Restoring the marine environment of the Baltic Sea is not an easy task. The sea shows great sensitivity to both human and climate related pressures, and the recovery time to reach good environmental status has proven to be longer than initially expected.
For example, in the case of eutrophication, nutrient inputs have been reduced since the signing of the Helsinki Convention in 1974, but the internal nutrient reserves in the Baltic Sea still remain high – the consequences of accumulation over the past decades.
On the other hand, the HELCOM assessment also shows that regional cooperation to address the ecological challenges of the Baltic Sea leads to tangible results, and that the Baltic Sea Action Plan (BSAP) is the right vehicle to improve the condition of the sea.
Building on these findings, the HELCOM countries decided already in March 2018, at the ministerial level, to strengthen the implementation of the BSAP and to prolong it beyond 2021 with an updated version.

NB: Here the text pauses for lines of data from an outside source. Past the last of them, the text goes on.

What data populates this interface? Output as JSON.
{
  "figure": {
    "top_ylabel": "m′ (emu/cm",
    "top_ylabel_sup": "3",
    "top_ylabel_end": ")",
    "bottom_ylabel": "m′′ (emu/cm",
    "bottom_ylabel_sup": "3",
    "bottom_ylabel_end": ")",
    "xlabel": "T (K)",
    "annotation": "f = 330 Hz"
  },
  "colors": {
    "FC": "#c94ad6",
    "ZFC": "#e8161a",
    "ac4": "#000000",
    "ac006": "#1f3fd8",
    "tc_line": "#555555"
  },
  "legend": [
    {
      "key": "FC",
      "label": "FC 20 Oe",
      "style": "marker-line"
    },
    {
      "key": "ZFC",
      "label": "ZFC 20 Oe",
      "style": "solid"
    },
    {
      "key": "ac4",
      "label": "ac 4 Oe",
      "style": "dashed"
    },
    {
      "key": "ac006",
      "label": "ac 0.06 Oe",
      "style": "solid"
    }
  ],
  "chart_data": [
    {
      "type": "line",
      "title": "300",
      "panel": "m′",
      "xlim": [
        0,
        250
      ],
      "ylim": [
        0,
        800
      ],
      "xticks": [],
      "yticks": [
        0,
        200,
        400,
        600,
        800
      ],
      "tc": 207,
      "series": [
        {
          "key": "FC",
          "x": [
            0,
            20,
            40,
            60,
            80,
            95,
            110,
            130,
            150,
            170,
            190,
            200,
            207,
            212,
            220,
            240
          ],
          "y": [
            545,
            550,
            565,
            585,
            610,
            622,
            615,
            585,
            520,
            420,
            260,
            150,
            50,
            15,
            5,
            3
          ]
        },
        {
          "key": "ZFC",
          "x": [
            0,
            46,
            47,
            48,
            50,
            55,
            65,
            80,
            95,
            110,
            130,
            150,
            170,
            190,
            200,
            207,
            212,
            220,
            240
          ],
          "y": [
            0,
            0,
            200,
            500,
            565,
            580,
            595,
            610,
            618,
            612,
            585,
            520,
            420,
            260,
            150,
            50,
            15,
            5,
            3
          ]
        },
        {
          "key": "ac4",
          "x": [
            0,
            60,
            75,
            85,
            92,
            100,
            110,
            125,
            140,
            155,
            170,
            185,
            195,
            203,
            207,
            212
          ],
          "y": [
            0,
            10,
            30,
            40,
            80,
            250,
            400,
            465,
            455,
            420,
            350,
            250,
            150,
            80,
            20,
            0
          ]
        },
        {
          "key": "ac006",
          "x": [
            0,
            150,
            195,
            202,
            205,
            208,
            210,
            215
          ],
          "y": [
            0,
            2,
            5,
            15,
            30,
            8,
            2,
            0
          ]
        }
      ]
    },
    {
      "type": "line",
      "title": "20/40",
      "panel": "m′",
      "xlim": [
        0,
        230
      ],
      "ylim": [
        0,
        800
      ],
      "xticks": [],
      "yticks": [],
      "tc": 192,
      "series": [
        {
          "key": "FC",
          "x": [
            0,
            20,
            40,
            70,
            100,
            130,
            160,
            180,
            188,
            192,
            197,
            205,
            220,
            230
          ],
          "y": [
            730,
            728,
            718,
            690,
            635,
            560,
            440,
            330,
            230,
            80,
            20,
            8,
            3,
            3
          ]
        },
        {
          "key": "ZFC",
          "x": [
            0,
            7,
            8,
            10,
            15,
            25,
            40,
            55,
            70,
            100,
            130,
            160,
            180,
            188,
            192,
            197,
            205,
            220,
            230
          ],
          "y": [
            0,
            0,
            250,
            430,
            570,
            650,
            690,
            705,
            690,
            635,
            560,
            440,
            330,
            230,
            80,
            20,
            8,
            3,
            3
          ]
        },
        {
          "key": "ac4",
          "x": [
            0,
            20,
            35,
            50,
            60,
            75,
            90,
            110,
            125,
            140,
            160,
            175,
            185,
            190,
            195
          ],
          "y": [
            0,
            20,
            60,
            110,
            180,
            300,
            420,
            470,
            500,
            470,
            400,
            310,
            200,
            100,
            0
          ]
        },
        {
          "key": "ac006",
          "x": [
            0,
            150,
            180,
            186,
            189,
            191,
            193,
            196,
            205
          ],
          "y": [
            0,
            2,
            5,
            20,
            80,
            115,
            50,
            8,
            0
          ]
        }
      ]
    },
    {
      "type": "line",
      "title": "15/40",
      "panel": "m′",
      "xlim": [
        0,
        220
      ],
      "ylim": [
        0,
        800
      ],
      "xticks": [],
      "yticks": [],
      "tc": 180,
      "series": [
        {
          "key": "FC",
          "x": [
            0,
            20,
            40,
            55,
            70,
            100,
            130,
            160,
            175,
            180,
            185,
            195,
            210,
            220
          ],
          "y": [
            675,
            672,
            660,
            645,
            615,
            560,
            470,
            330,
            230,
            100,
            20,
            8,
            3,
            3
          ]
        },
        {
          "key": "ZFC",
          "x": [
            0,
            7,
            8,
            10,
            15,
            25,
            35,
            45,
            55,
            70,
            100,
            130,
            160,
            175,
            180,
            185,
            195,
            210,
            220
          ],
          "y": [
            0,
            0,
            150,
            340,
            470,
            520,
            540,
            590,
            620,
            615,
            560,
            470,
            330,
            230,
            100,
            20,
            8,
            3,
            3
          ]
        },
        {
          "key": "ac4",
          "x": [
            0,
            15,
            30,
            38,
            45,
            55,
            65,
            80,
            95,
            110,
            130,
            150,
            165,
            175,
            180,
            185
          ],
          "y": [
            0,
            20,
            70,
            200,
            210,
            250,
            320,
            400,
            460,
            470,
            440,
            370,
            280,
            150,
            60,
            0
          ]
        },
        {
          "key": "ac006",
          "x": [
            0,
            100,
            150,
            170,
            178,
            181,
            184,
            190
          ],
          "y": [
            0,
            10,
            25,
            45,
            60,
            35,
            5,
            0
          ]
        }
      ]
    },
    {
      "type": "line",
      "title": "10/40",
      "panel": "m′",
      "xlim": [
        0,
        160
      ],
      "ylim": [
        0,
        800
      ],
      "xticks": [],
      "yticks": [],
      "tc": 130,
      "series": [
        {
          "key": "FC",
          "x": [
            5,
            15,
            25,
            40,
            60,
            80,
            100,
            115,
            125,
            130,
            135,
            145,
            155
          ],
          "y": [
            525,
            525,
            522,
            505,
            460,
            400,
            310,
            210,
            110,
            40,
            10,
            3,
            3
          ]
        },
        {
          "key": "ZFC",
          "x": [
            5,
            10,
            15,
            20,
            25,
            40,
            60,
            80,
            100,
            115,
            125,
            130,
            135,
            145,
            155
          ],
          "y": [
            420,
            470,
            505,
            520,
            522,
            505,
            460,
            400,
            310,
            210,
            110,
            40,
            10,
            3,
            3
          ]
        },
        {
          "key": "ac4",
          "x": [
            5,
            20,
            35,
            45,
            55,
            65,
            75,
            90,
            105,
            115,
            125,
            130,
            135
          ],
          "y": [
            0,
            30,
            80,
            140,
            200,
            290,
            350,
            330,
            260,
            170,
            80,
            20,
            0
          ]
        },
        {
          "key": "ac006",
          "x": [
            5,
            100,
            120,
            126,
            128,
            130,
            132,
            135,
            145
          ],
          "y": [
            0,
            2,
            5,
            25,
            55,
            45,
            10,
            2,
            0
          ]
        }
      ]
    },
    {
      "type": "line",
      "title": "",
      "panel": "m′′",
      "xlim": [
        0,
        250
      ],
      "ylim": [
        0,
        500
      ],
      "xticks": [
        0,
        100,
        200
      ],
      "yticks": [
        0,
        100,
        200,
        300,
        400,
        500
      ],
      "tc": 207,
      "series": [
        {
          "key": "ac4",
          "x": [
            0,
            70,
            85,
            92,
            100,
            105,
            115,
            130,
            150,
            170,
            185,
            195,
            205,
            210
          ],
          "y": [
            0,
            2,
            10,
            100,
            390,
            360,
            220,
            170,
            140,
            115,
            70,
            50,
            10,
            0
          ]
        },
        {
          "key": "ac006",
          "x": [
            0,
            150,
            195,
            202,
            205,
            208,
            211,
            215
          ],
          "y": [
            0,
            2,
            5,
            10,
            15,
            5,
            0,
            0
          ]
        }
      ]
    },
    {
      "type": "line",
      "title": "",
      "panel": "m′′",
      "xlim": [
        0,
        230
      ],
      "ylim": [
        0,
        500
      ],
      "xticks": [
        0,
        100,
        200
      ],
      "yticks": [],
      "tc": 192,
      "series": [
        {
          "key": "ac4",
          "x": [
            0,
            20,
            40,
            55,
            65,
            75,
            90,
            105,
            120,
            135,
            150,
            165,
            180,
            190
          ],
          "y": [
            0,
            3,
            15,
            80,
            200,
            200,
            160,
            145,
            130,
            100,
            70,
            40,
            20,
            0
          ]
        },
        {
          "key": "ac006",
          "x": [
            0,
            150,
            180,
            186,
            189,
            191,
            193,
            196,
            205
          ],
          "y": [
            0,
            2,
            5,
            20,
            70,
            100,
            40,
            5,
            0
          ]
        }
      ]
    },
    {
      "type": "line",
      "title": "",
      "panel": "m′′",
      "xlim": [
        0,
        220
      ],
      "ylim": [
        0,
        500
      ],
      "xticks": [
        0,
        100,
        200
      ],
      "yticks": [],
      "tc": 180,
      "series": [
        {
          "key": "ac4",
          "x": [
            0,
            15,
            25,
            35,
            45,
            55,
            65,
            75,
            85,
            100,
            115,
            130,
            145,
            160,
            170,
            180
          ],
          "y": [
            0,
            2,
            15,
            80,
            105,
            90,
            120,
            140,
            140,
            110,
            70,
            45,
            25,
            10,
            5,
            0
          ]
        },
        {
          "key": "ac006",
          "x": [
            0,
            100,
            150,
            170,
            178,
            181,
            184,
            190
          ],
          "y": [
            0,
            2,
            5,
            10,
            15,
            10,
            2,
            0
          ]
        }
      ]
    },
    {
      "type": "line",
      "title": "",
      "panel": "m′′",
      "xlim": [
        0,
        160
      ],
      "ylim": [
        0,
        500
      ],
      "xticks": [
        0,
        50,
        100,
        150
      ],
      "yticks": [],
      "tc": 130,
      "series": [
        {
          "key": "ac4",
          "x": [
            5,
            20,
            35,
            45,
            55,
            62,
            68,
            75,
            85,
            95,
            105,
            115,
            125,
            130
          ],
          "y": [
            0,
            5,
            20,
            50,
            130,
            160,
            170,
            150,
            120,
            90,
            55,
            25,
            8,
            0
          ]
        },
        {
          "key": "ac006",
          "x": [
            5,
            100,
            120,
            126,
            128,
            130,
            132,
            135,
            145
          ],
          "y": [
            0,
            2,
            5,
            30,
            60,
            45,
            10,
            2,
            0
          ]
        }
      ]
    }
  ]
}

An evolution rather than a revolution, the BSAP update seeks to become a fit-for-purpose and effective tool for managing today’s ecological issues affecting the Baltic Sea, addressing the challenges of the current plan and taking into account emerging concerns such as plastic pollution, disturbance to seabed, and climate change.
The new plan will also focus on closer integration of economic and social benefits, based on the ecosystem approach that acknowledges that we humans are an intrinsic part of the Baltic Sea environment.
The BSAP will also seek to combine, in one consolidated regional strategy framework, the sea-related UN Sustainable Development Goals (SDGs), the Aichi targets on biodiversity, and, for the EU countries in HELCOM, the ecological objectives of the Marine Strategy Framework Directive (MSFD).
Addressing both the different ecological objectives and the major environmental problems in one single plan make the BSAP well-suited to address the environmental challenges of the Baltic Sea.
All in all, the updated BSAP will get us closer to the overall goal – achieving good environmental status for the Baltic Sea.
HELCOM is a Regional Sea Convention in the Baltic Sea, consisting of Denmark, Estonia, Finland, Germany, EU, Latvia, Lithuania, Poland, Russia and Sweden.
The HELCOM Secretariat is located in Helsinki, Finland. The HELCOM mandate stems from a regional treaty (the Helsinki Convention adopted in 1974 and
amended in 1992) and covers the whole sea area including the sea bed and the resident biota, and pollution sources that may influence the sea.